In the two-mile Life’s Illusion, jockey Gerard Galligan broke Pram sharply, and they opened a clear lead over her six opponents for more than 1 3/4 miles. Ross Geraghty, in midfield with Stalled, kicked the Jump Start mare into gear on the turn, and she jumped the last fence approximately a length behind her stablemate.
But Pram dug in gamely, and she fought off the sharp challenge by Stalled. Pram scored her second win over fences in two starts. A one-time winner on the flat, she won her jumps debut at the 2016 Aiken Fall meet and then missed the 2017 season.
The Fields Stable’s Sarah Joyce, winner of the Iroquois Steeplechase’s Margaret Currey Henley Stakes last May, finished third. Ridden by Doyle, she appeared to have dead aim on Pram after the last but flattened out without a significant answer to Sheppard’s top pair.
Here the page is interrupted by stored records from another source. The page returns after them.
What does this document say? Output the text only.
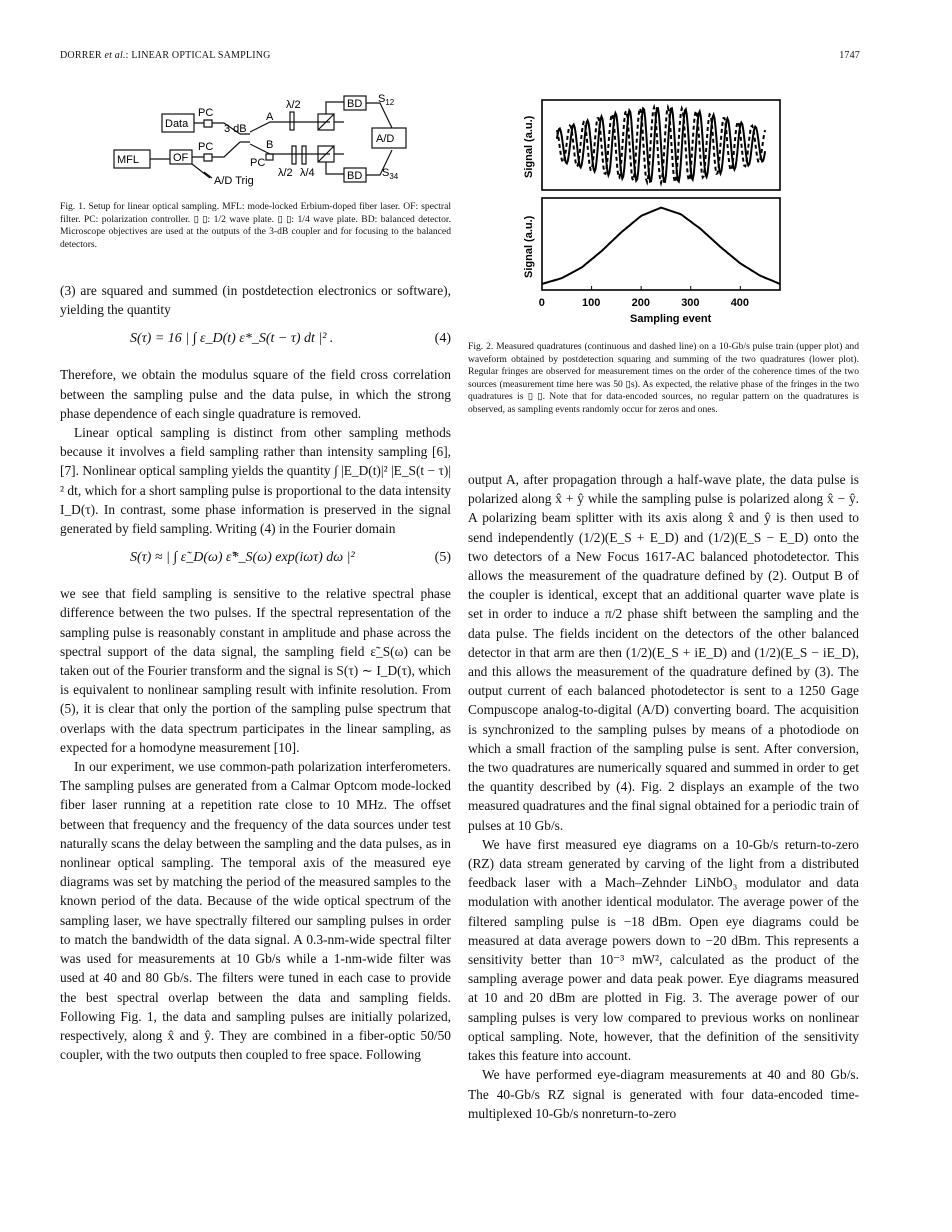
DORRER et al.: LINEAR OPTICAL SAMPLING	1747
Data
MFL	OF
PC
PC
PC
3 dB
A/D Trig
A
B
λ/2
λ/2 λ/4
BD
BD
$S_{12}$
$S_{34}$
A/D
Fig. 1. Setup for linear optical sampling. MFL: mode-locked Erbium-doped fiber laser. OF: spectral filter. PC: polarization controller. ▯ ▯: 1/2 wave plate. ▯ ▯: 1/4 wave plate. BD: balanced detector. Microscope objectives are used at the outputs of the 3-dB coupler and for focusing to the balanced detectors.
Signal (a.u.)
Signal (a.u.)
0	100	200	300	400
Sampling event
Fig. 2. Measured quadratures (continuous and dashed line) on a 10-Gb/s pulse train (upper plot) and waveform obtained by postdetection squaring and summing of the two quadratures (lower plot). Regular fringes are observed for measurement times on the order of the coherence times of the two sources (measurement time here was 50 ▯s). As expected, the relative phase of the fringes in the two quadratures is ▯ ▯. Note that for data-encoded sources, no regular pattern on the quadratures is observed, as sampling events randomly occur for zeros and ones.

(3) are squared and summed (in postdetection electronics or software), yielding the quantity

S(τ) = 16 | ∫ ε_D(t) ε*_S(t − τ) dt |² .	(4)

Therefore, we obtain the modulus square of the field cross correlation between the sampling pulse and the data pulse, in which the strong phase dependence of each single quadrature is removed.

Linear optical sampling is distinct from other sampling methods because it involves a field sampling rather than intensity sampling [6], [7]. Nonlinear optical sampling yields the quantity ∫ |E_D(t)|² |E_S(t − τ)|² dt, which for a short sampling pulse is proportional to the data intensity I_D(τ). In contrast, some phase information is preserved in the signal generated by field sampling. Writing (4) in the Fourier domain

S(τ) ≈ | ∫ ε̃_D(ω) ε̃*_S(ω) exp(iωτ) dω |²	(5)

we see that field sampling is sensitive to the relative spectral phase difference between the two pulses. If the spectral representation of the sampling pulse is reasonably constant in amplitude and phase across the spectral support of the data signal, the sampling field ε̃_S(ω) can be taken out of the Fourier transform and the signal is S(τ) ∼ I_D(τ), which is equivalent to nonlinear sampling result with infinite resolution. From (5), it is clear that only the portion of the sampling pulse spectrum that overlaps with the data spectrum participates in the linear sampling, as expected for a homodyne measurement [10].

In our experiment, we use common-path polarization interferometers. The sampling pulses are generated from a Calmar Optcom mode-locked fiber laser running at a repetition rate close to 10 MHz. The offset between that frequency and the frequency of the data sources under test naturally scans the delay between the sampling and the data pulses, as in nonlinear optical sampling. The temporal axis of the measured eye diagrams was set by matching the period of the measured samples to the known period of the data. Because of the wide optical spectrum of the sampling laser, we have spectrally filtered our sampling pulses in order to match the bandwidth of the data signal. A 0.3-nm-wide spectral filter was used for measurements at 10 Gb/s while a 1-nm-wide filter was used at 40 and 80 Gb/s. The filters were tuned in each case to provide the best spectral overlap between the data and sampling fields. Following Fig. 1, the data and sampling pulses are initially polarized, respectively, along x̂ and ŷ. They are combined in a fiber-optic 50/50 coupler, with the two outputs then coupled to free space. Following

output A, after propagation through a half-wave plate, the data pulse is polarized along x̂ + ŷ while the sampling pulse is polarized along x̂ − ŷ. A polarizing beam splitter with its axis along x̂ and ŷ is then used to send independently (1/2)(E_S + E_D) and (1/2)(E_S − E_D) onto the two detectors of a New Focus 1617-AC balanced photodetector. This allows the measurement of the quadrature defined by (2). Output B of the coupler is identical, except that an additional quarter wave plate is set in order to induce a π/2 phase shift between the sampling and the data pulse. The fields incident on the detectors of the other balanced detector in that arm are then (1/2)(E_S + iE_D) and (1/2)(E_S − iE_D), and this allows the measurement of the quadrature defined by (3). The output current of each balanced photodetector is sent to a 1250 Gage Compuscope analog-to-digital (A/D) converting board. The acquisition is synchronized to the sampling pulses by means of a photodiode on which a small fraction of the sampling pulse is sent. After conversion, the two quadratures are numerically squared and summed in order to get the quantity described by (4). Fig. 2 displays an example of the two measured quadratures and the final signal obtained for a periodic train of pulses at 10 Gb/s.

We have first measured eye diagrams on a 10-Gb/s return-to-zero (RZ) data stream generated by carving of the light from a distributed feedback laser with a Mach–Zehnder LiNbO₃ modulator and data modulation with another identical modulator. The average power of the filtered sampling pulse is −18 dBm. Open eye diagrams could be measured at data average powers down to −20 dBm. This represents a sensitivity better than 10⁻³ mW², calculated as the product of the sampling average power and data peak power. Eye diagrams measured at 10 and 20 dBm are plotted in Fig. 3. The average power of our sampling pulses is very low compared to previous works on nonlinear optical sampling. Note, however, that the definition of the sensitivity takes this feature into account.

We have performed eye-diagram measurements at 40 and 80 Gb/s. The 40-Gb/s RZ signal is generated with four data-encoded time-multiplexed 10-Gb/s nonreturn-to-zero
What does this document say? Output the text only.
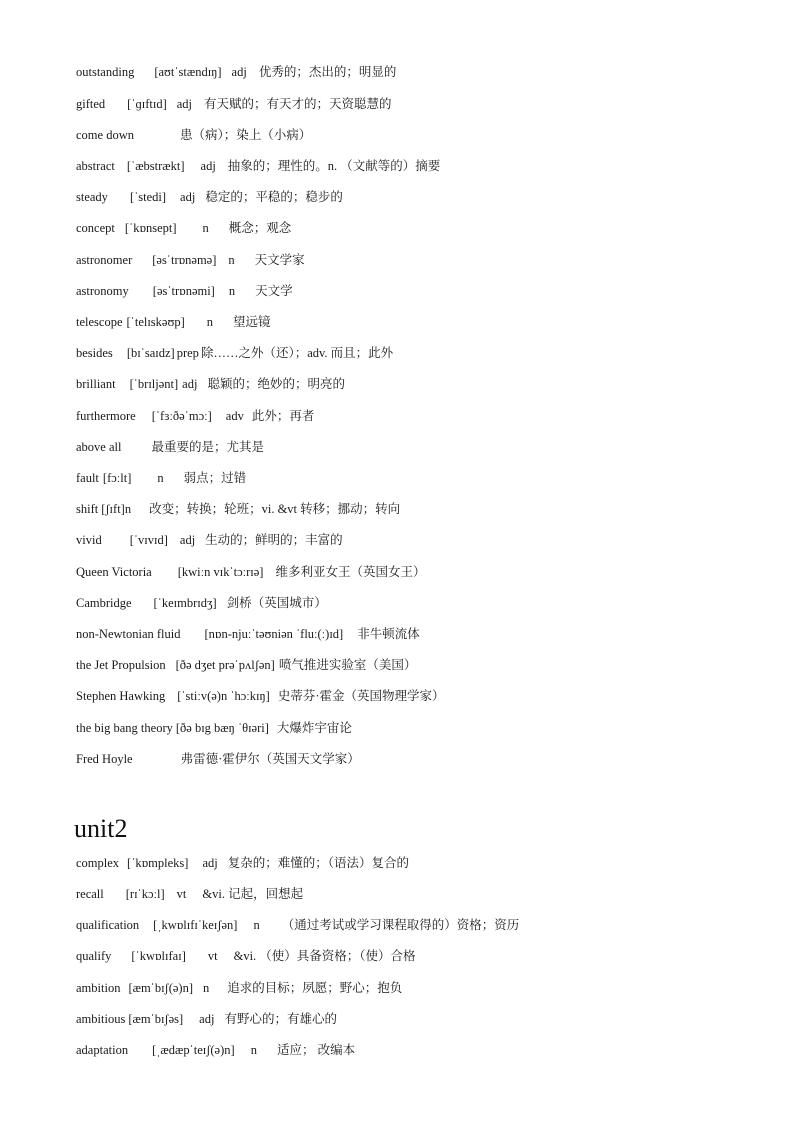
outstanding [aʊtˈstændɪŋ] adj 优秀的；杰出的；明显的
gifted [ˈɡɪftɪd] adj 有天赋的；有天才的；天资聪慧的
come down	患（病）；染上（小病）
abstract [ˈæbstrækt] adj 抽象的；理性的。n. （文献等的）摘要
steady [ˈstedi] adj 稳定的；平稳的；稳步的
concept [ˈkɒnsept] n 概念；观念
astronomer [əsˈtrɒnəmə] n 天文学家
astronomy [əsˈtrɒnəmi] n 天文学
telescope [ˈtelɪskəʊp] n 望远镜
besides [bɪˈsaɪdz] prep 除……之外（还）；adv. 而且；此外
brilliant [ˈbrɪljənt] adj 聪颖的；绝妙的；明亮的
furthermore [ˈfɜːðəˈmɔː] adv 此外；再者
above all 最重要的是；尤其是
fault [fɔːlt] n 弱点；过错
shift [ʃɪft]n 改变；转换；轮班；vi. &vt 转移；挪动；转向
vivid [ˈvɪvɪd] adj 生动的；鲜明的；丰富的
Queen Victoria [kwiːn vɪkˈtɔːrɪə] 维多利亚女王（英国女王）
Cambridge [ˈkeɪmbrɪdʒ] 剑桥（英国城市）
non-Newtonian fluid [nɒn-njuːˈtəʊniən ˈfluː(ː)ɪd] 非牛顿流体
the Jet Propulsion [ðə dʒet prəˈpʌlʃən] 喷气推进实验室（美国）
Stephen Hawking [ˈstiːv(ə)n ˈhɔːkɪŋ] 史蒂芬·霍金（英国物理学家）
the big bang theory [ðə bɪg bæŋ ˈθɪəri] 大爆炸宇宙论
Fred Hoyle	弗雷德·霍伊尔（英国天文学家）
unit2
complex [ˈkɒmpleks] adj 复杂的；难懂的；（语法）复合的
recall [rɪˈkɔːl] vt &vi. 记起，回想起
qualification [ˌkwɒlɪfɪˈkeɪʃən] n （通过考试或学习课程取得的）资格；资历
qualify [ˈkwɒlɪfaɪ] vt &vi. （使）具备资格；（使）合格
ambition [æmˈbɪʃ(ə)n] n 追求的目标；夙愿；野心；抱负
ambitious [æmˈbɪʃəs] adj 有野心的；有雄心的
adaptation [ˌædæpˈteɪʃ(ə)n] n 适应； 改编本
Iranistan wires Raymond G. Woolfe
Darren Nagle, the 2017 champion jockey who passed on the Aiken Spring opener, kicked off the new season with a front-running victory aboard Hudson River Farms’ Iranistan, setting all the pace in the $30,000 Raymond G. Woolfe and drawing away easily in the Springdale Racecourse’s stretch to open Saturday’s Carolina Cup opener.
Riverdee Stable’s Down Royal stalked Iranistan’s pace throughout the two-mile race but was gaining no ground around the final turn. Ridden by Bernie Dalton, Down Royal overcame a mistake at the last fence and held second over Redmond Farm’s Crosseyedcricket.
Under Nagle’s patient handling, Iranistan jumped well in his debut over fences and only his fifth start over fences. Earlier in the year, he had finished third and sixth in Gulfstream Park maiden races on the turf.